In search of turnovers
Opponent: Carolina, Oct. 30, 2011
Allen beat a single block by tackle Jordan Gross and caused a sack-strip of rookie Cam Newton by chopping down on his arm. Allen has forced 27 fumbles since 2005 -- tied for third most in the NFL -- and always tries to knock the ball loose.
Allen's insight: "Unfortunately, I've missed two [sacks] this year by going for the football. I missed two in the Colts game. I came scot-free around the edge and I thought [Andrew Luck] was going to throw the ball and you go for the strip and he pulls it down. It's kind of the progression for how it works. Once you get to the quarterback, you're trying to make a big play."
Opponent: Detroit, Dec. 11, 2011
The Lions used two tight ends to double Allen off the line, but he worked past both and sacked Matthew Stafford. Double teams, running back "chip help" and extra attention are a way of life for Allen, who doesn't see many one-on-one matchups.
Allen's insight: "You just expect it. You look at formation tendencies and where a guy lines up. If a running back is in a chip position, I'm expecting to get it. You've got to use those situations to your advantage. If there's two people on me, there's somebody who has a one-on-one. Sometimes the chip will screw the offense up. You can actually use that against them, whether you spin off it or split it. When you get one-on-one opportunities, you've got to win more than you lose."
Finding a rhythm
Opponent: Detroit, Sept. 25, 2011
Allen had his way with tackle Jeff Backus and finished with three sacks, one of six times in his career that he's notched at least three sacks in one game, including a career-high 4 1/2 against Aaron Rodgers in 2009. Allen tends to get sacks in bunches when he finds a rhythm.
Allen's insight: "You get a sense of when you've got a guy. When you've got a guy, now he's guessing where you're going to go. Those are games you don't want to end. I remember in that Green Bay game, there wasn't anything I couldn't do. Sometimes you get in that mode and everything you're doing is working properly. That's why I always say you have to be so good on first and second down because if you're in third-and-short or allow a team to run the ball on you, then your rhythm is broken because you don't know what they're going to do. Third-and-4 or less, they've got the whole playbook open for you. When you get into third-and-7 and have a lead, it allows you to rush, rush, rush. That's when you get to heat them up."
Setting up counter moves
Opponent: San Francisco, Sept. 23, 2012
Allen sealed a victory with a sack-strip of Alex Smith with 1:41 left. Allen set up that sack with how he rushed on previous downs. He often uses the same move repeatedly to set up a counter move later on.
Allen's insight: "A lot of times a sack is a rhythm breaker. If I'm getting a guy into a rhythm, I might have three, four or five rushes where I'm up the field. I'm obviously trying to win. But if I don't get there, I know if I give this guy the same look, then counter off of it, you have a greater chance of winning."
Sacking the best
Opponent: Denver, Dec. 4, 2011
Allen made a diving, shoestring sack of a scrambling Tim Tebow.
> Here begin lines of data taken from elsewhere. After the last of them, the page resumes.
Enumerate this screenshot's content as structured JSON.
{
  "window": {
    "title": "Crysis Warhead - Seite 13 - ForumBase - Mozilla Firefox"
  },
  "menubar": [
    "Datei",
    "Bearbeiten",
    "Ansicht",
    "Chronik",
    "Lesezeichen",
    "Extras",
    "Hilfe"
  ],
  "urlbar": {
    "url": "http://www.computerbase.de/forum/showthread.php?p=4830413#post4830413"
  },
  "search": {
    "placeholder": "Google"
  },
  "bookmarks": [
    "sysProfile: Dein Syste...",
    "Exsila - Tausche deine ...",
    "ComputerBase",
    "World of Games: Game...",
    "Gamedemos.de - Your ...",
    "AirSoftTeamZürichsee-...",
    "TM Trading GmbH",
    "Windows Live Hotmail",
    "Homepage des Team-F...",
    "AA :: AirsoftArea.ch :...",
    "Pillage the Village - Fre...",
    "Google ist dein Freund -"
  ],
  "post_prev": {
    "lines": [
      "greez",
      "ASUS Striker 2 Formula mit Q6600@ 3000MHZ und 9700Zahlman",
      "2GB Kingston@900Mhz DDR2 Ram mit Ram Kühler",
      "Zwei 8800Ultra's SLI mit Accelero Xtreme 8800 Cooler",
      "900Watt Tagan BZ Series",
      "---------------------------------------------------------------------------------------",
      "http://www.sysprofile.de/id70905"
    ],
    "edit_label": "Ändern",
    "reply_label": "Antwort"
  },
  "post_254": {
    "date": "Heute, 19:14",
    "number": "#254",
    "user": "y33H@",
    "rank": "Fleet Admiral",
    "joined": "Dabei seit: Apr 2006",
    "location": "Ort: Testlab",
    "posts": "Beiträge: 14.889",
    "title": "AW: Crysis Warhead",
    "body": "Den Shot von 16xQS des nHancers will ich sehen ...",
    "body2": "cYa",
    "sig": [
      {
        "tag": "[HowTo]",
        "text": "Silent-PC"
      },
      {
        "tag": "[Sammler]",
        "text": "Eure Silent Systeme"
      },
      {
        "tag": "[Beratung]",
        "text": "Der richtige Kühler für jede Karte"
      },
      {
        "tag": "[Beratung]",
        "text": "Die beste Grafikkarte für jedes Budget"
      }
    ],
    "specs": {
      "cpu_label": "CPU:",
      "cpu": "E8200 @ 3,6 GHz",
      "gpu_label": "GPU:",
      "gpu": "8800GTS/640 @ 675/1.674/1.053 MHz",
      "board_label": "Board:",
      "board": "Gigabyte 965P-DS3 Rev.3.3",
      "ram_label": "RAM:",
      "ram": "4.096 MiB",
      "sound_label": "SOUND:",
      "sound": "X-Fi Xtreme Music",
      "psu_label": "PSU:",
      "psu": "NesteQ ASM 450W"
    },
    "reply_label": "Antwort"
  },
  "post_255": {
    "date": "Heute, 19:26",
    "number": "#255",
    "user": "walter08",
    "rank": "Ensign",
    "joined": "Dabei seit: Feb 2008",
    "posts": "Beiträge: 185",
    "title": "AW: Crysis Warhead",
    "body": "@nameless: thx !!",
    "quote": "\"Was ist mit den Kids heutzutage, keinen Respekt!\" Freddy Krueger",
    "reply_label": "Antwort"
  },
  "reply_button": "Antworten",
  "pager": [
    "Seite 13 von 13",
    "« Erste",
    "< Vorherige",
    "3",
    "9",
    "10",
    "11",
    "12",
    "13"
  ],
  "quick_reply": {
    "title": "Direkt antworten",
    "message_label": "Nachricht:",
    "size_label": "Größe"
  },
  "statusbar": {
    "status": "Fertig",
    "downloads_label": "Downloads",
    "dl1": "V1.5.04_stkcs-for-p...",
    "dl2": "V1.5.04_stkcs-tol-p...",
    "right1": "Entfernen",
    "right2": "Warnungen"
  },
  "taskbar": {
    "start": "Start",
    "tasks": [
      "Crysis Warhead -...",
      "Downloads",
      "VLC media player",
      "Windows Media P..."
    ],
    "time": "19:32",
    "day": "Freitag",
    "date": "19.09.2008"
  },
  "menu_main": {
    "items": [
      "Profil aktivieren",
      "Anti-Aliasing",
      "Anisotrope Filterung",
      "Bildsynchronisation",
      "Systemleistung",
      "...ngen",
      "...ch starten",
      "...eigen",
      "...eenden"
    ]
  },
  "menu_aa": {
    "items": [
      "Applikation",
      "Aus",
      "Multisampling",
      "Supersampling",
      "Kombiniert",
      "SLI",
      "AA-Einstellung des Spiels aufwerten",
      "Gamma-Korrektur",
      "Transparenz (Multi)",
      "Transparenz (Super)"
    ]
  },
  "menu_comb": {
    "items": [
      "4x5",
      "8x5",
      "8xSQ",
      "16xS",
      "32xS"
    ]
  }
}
Allen has sacked 50 different quarterbacks in his career, including some big names -- Brady, Brees, Manning (both brothers), Favre, Vick, Rivers, Rodgers and Romo.
Allen's insight: "I've got the majority of the big ones. Probably the best is Peyton Manning. It took me five years to get him. He gets rid of the ball so fast. I haven't gotten Drew [Brees] since he was playing in San Diego. It's always fun to sack the top guys because that's why they're the top guys -- they get the ball out so fast. Sometimes those guys give you a little extra time because they might hold it a half-second longer just because they know they can fit the ball in tight places. Plus, it looks a little better on your résumé at the end of the year, right?"